Economists say Zimbabwe will require the help of the international community, particularly Western countries and international financial institutions like the International Monetary Fund and World Bank, if it hopes to turn its economy around.

"This situation is not going to get any better without an international bailout of some sort. That means debt relief and IMF funding, among other things," says Mr. Hawkins. "But that's not going to happen under a government the international community sees as illegitimate."

Zimbabwe was once one of the region's most prosperous countries, but in five years has lost more than one-third its annual production. Winding food lines are now a common sight in a country that once fed much of Southern Africa.

But Mugabe seems to be saying that Zimbabweans can repair their economy without international help. "Growth will be restored as investment – by, above all, Zimbabweans themselves – is deliberately and systematically embarked upon in all sectors," Mugabe said Sunday.

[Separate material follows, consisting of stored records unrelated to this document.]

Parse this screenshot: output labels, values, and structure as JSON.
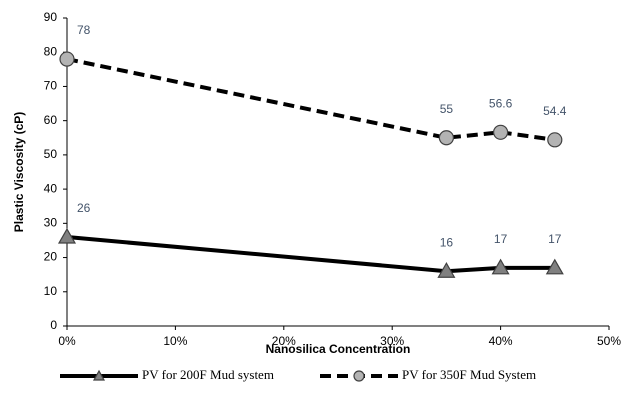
{
  "chart_data": {
    "type": "line",
    "x_label": "Nanosilica Concentration",
    "y_label": "Plastic Viscosity (cP)",
    "x": [
      0,
      35,
      40,
      45
    ],
    "series": [
      {
        "name": "PV for 200F Mud system",
        "color": "#000000",
        "marker_color": "#808080",
        "marker": "triangle",
        "line_style": "solid",
        "values": [
          26,
          16,
          17,
          17
        ]
      },
      {
        "name": "PV for 350F Mud System",
        "color": "#000000",
        "marker_color": "#b3b3b3",
        "marker": "circle",
        "line_style": "dashed",
        "values": [
          78,
          55,
          56.6,
          54.4
        ]
      }
    ],
    "xlim": [
      0,
      50
    ],
    "xticks": [
      {
        "value": 0,
        "label": "0%"
      },
      {
        "value": 10,
        "label": "10%"
      },
      {
        "value": 20,
        "label": "20%"
      },
      {
        "value": 30,
        "label": "30%"
      },
      {
        "value": 40,
        "label": "40%"
      },
      {
        "value": 50,
        "label": "50%"
      }
    ],
    "ylim": [
      0,
      90
    ],
    "yticks": [
      0,
      10,
      20,
      30,
      40,
      50,
      60,
      70,
      80,
      90
    ],
    "grid": false,
    "legend": "bottom"
  }
}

Also of concern to economists is Mugabe's apparent resolve to continue his land-reform program. During the election, the 78-year-old leader promised to finish the revolution begun with Zimbabwe's independence by redistributing white-owned commercial farmland to landless blacks.

"Land reform is not merely an exercise in rectifying a monstrous colonial injustice, vital and necessary as that may be," said Mugabe in his inauguration speech. "The resettlement program has also been an opportunity to unleash the sprit of self-reliance and creativity of our people."

In the two years since Mr. Mugabe launched his land program, Zimbabwe's agricultural productivity has fallen by about one-third. A severe drought has contributed to the decline, but economists say the greater problem is that small-scale, subsistence farmers are simply not as productive as the commercial farmers they are replacing.

But after basing his campaign on the promise of land, few think Mugabe can now abandon his land program. The best that can be hoped for, they say, is that the president is forced to accept a new, truly free election.

"The option now facing my president is to be buried in a dishonorable grave or an honorable grave," says Masipula Sithole, professor of political science at the University of Zimbabwe. "If Mugabe acts now, at the last minute, and allows free elections, he can still be buried in an honorable grave."

The MDC has so far done nothing to contest the election results, although there has been talk of a national strike. But Professor Sithole believes they may not need to. The current situation, he says, is unsustainable.

"This is one instance where it will come from the bottom up. Nobody will have to call for stay-aways and strikes. The people will spontaneously strike or start food riots. Nobody will call the people to do it," he says.

If, however, Zimbabwe continues on its current path, the consequences are likely to be dire.

"You'll get a situation where it just slides into subsistence level," says Hawkins. "You'll have a breakdown in law and order in the common sense. It will become a real wild-West-type place."